November soybeans was higher overnight as it extends the rally off last-Friday’s low. Overnight trading sets the stage for a higher opening when the day session begins trading. Stochastics and the RSI are neutral to bullish signaling that sideways to higher prices are possible near-term. Closes above the 50-day moving average crossing at $14.53 3/4 would open the door for a possible test of the June 30th high crossing at $15.07 3/4. Closes below Tuesday’s gap crossing at $13.49 1/4 would temper the near-term friendly outlook. First resistance is the 50-day moving average crossing at $14.54 3/4. Second resistance is the June 30th high crossing at $15.07 3/4. First support is the 10-day moving average crossing at $13.73 1/4. Second support is the 38% retracement level of the 2020-2022 rally crossing at $12.99 1/4.
IMPORTANT NOTE: I am not a futures broker and do not manage any trading accounts other than my own personal account. It is my goal to point out to you potential trading opportunities.
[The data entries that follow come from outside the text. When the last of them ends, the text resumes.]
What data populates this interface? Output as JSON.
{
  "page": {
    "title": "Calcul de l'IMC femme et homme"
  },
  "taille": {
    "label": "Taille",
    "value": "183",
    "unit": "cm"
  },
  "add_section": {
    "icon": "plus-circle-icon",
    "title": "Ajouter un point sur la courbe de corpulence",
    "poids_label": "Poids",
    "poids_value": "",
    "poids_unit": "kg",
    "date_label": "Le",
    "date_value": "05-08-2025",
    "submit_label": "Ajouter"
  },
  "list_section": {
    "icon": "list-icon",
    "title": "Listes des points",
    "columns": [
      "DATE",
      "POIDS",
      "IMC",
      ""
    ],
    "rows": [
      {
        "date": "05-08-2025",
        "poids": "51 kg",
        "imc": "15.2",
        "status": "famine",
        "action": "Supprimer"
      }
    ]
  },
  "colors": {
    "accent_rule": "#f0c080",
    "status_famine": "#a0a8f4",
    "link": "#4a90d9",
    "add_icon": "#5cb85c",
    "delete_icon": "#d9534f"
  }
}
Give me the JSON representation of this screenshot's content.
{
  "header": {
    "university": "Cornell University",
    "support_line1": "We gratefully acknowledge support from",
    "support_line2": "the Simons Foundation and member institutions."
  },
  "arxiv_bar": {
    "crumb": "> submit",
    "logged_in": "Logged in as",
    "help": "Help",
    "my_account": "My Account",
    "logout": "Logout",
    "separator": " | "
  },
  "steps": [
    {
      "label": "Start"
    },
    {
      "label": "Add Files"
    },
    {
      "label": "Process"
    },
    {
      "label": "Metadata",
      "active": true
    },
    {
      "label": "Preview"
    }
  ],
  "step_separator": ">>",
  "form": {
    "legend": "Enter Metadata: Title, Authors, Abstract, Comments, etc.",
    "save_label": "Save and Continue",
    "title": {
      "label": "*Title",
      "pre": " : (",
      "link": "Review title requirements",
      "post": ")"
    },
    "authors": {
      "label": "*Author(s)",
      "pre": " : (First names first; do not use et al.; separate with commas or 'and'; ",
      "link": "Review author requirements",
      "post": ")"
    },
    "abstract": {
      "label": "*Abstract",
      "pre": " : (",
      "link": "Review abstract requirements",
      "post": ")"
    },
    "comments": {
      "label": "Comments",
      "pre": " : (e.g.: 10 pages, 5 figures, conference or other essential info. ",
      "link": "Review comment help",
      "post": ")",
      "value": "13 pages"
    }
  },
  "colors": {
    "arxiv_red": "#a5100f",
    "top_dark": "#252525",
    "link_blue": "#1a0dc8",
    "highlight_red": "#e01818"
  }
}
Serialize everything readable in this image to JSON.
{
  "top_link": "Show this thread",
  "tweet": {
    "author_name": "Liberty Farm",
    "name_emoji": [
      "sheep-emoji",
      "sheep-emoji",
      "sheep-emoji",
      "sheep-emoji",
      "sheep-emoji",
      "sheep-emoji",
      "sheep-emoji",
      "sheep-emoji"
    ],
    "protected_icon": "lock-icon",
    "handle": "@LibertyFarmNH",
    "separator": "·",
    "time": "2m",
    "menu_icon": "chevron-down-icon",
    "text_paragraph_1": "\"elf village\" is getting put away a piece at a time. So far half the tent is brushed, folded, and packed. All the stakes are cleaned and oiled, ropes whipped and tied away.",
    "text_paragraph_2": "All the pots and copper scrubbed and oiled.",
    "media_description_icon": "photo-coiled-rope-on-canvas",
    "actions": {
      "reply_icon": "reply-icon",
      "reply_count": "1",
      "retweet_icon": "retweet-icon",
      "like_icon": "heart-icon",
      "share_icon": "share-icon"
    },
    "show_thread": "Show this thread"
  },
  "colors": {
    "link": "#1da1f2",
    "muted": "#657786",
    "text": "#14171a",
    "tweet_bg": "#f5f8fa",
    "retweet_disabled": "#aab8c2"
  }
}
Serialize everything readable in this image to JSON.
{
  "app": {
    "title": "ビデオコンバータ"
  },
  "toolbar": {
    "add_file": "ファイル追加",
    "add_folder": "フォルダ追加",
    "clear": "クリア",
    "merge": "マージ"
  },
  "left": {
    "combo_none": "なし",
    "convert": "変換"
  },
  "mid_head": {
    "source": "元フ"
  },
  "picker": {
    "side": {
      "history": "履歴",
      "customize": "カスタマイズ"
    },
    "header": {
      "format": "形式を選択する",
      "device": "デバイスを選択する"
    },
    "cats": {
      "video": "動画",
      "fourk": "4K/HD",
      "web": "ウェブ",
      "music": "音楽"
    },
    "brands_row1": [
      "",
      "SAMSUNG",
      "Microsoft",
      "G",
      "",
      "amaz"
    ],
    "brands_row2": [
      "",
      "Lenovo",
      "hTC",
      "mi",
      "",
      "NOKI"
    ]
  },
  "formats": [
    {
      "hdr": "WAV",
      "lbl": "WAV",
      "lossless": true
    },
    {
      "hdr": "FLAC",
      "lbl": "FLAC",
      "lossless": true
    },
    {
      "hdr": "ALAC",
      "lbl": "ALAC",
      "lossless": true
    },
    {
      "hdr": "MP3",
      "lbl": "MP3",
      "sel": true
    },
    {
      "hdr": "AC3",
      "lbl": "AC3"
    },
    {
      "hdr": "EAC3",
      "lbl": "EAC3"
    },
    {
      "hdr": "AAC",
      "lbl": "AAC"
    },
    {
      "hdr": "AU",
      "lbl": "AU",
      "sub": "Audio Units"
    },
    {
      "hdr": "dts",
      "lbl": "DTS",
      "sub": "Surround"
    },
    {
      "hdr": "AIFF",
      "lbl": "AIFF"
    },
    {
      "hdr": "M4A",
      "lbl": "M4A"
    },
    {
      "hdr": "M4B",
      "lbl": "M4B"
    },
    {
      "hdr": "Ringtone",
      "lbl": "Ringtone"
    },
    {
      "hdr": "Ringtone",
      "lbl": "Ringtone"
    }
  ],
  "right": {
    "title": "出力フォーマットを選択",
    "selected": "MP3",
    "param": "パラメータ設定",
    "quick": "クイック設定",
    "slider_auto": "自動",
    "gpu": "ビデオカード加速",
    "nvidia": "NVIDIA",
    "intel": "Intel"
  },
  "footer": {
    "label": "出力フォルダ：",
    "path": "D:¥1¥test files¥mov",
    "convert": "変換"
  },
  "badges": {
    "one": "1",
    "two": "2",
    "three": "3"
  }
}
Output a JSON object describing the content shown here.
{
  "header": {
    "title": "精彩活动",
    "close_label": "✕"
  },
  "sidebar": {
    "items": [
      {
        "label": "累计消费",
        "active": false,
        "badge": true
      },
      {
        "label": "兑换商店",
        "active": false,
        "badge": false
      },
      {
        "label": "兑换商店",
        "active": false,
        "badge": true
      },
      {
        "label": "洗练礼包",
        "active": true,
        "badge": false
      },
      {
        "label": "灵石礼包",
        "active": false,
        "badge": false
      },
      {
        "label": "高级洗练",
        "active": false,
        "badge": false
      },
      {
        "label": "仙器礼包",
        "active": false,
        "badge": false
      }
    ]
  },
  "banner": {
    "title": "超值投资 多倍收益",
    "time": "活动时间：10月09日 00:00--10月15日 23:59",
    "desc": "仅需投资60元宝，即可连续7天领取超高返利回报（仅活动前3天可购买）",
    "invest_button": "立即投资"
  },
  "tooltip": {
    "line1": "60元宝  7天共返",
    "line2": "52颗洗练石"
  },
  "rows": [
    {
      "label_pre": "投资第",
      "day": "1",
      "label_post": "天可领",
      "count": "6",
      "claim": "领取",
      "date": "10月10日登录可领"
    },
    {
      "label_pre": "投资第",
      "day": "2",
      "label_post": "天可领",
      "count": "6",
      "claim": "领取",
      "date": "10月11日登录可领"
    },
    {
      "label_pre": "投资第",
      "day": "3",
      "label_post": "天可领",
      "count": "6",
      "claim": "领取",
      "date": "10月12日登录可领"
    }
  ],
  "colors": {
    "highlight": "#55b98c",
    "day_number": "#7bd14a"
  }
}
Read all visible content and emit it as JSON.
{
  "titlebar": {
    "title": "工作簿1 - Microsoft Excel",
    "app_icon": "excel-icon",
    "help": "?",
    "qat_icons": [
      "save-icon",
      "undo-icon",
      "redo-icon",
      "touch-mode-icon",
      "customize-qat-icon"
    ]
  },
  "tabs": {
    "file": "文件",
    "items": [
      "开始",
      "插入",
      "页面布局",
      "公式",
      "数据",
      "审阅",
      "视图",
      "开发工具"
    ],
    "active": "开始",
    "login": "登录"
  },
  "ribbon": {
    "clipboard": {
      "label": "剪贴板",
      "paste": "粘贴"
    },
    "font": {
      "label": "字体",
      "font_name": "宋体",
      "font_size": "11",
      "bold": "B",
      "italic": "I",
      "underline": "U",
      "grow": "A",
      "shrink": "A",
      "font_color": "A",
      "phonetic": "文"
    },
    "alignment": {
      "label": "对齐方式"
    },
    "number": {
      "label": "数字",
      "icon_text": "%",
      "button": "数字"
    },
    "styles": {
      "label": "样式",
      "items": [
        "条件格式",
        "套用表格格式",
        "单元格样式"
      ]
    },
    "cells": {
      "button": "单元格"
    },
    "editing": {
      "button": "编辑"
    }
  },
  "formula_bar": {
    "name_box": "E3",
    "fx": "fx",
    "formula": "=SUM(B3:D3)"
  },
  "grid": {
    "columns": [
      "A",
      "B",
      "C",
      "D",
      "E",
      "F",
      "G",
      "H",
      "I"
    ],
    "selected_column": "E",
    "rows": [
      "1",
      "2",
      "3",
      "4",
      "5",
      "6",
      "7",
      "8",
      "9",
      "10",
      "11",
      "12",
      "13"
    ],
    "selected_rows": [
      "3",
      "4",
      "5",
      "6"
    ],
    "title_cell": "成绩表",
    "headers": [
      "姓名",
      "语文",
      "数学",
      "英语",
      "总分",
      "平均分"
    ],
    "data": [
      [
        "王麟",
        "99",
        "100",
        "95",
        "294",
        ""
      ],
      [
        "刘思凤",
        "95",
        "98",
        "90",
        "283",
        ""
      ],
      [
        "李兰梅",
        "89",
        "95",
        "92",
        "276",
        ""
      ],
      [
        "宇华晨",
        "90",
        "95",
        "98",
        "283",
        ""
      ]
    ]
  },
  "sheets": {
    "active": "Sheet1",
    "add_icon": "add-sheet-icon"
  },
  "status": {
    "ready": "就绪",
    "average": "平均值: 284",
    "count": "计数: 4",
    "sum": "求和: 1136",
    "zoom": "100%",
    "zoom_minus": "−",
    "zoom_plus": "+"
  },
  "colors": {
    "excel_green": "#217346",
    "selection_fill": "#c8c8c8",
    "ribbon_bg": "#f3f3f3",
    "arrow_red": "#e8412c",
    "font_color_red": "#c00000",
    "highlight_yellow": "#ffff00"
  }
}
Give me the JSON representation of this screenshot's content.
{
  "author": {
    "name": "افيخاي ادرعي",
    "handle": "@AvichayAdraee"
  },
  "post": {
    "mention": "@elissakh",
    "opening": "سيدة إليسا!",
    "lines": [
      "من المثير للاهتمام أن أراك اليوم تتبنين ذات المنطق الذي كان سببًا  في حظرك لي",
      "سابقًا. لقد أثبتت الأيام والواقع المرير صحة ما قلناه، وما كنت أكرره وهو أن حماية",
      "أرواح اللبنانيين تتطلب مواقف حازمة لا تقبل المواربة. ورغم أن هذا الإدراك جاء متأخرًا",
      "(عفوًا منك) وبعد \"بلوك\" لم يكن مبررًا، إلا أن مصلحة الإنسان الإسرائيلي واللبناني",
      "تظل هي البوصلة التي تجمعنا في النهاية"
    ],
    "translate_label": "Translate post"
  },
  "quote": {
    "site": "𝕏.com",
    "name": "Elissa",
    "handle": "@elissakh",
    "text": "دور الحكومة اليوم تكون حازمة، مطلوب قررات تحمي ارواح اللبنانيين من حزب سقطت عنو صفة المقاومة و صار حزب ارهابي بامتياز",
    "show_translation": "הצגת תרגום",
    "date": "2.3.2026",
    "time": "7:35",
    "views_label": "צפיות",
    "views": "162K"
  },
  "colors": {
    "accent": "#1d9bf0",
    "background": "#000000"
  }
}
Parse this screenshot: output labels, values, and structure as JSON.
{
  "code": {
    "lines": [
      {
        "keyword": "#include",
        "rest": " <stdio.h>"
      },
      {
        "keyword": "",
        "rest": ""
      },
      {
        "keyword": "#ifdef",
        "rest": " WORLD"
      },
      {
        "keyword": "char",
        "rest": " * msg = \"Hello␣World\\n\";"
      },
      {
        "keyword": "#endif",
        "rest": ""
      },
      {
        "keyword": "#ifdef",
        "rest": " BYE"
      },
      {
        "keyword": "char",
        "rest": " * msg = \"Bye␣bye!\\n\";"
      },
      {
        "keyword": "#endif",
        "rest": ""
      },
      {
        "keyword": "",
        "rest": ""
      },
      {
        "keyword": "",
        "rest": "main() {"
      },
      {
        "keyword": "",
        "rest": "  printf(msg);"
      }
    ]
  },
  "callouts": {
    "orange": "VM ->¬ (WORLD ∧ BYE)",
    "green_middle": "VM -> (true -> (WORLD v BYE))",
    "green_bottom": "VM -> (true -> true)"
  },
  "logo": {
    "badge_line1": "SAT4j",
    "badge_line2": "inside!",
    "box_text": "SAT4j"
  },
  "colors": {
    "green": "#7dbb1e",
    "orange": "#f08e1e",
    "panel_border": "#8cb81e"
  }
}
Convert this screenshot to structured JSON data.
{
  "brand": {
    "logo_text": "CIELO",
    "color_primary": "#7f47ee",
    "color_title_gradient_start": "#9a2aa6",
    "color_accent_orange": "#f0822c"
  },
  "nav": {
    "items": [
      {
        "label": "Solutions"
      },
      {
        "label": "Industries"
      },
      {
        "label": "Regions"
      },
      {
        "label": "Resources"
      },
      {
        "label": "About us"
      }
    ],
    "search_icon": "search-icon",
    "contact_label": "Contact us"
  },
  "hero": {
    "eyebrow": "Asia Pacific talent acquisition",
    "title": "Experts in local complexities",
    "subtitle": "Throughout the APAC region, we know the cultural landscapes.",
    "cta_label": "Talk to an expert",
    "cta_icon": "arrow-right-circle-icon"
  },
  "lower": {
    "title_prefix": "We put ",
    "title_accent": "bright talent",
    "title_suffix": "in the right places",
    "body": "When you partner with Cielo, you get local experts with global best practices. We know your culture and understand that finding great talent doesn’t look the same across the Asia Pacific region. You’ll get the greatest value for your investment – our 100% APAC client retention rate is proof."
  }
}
However, it is up to you to: (1) decide when and if you want to initiate any traders and (2) determine the size of any trades you may initiate. Any trades I discuss are hypothetical in nature.
Here is what the Commodity Futures Trading Commission
(CFTC) has said about futures trading (and I agree 100%):
1. Trading commodity futures and options is not for everyone. IT IS A VOLATILE, COMPLEX AND RISKY BUSINESS. Before you invest any money in futures or options contracts, you should consider your financial experience, goals and financial resources, and know how much you can afford to lose above and beyond your initial payment to a broker. You should understand commodity futures and options contracts and your obligations in entering into those contracts. You should understand your exposure to risk and other aspects of trading by thoroughly reviewing the risk disclosure documents your broker is required to give you.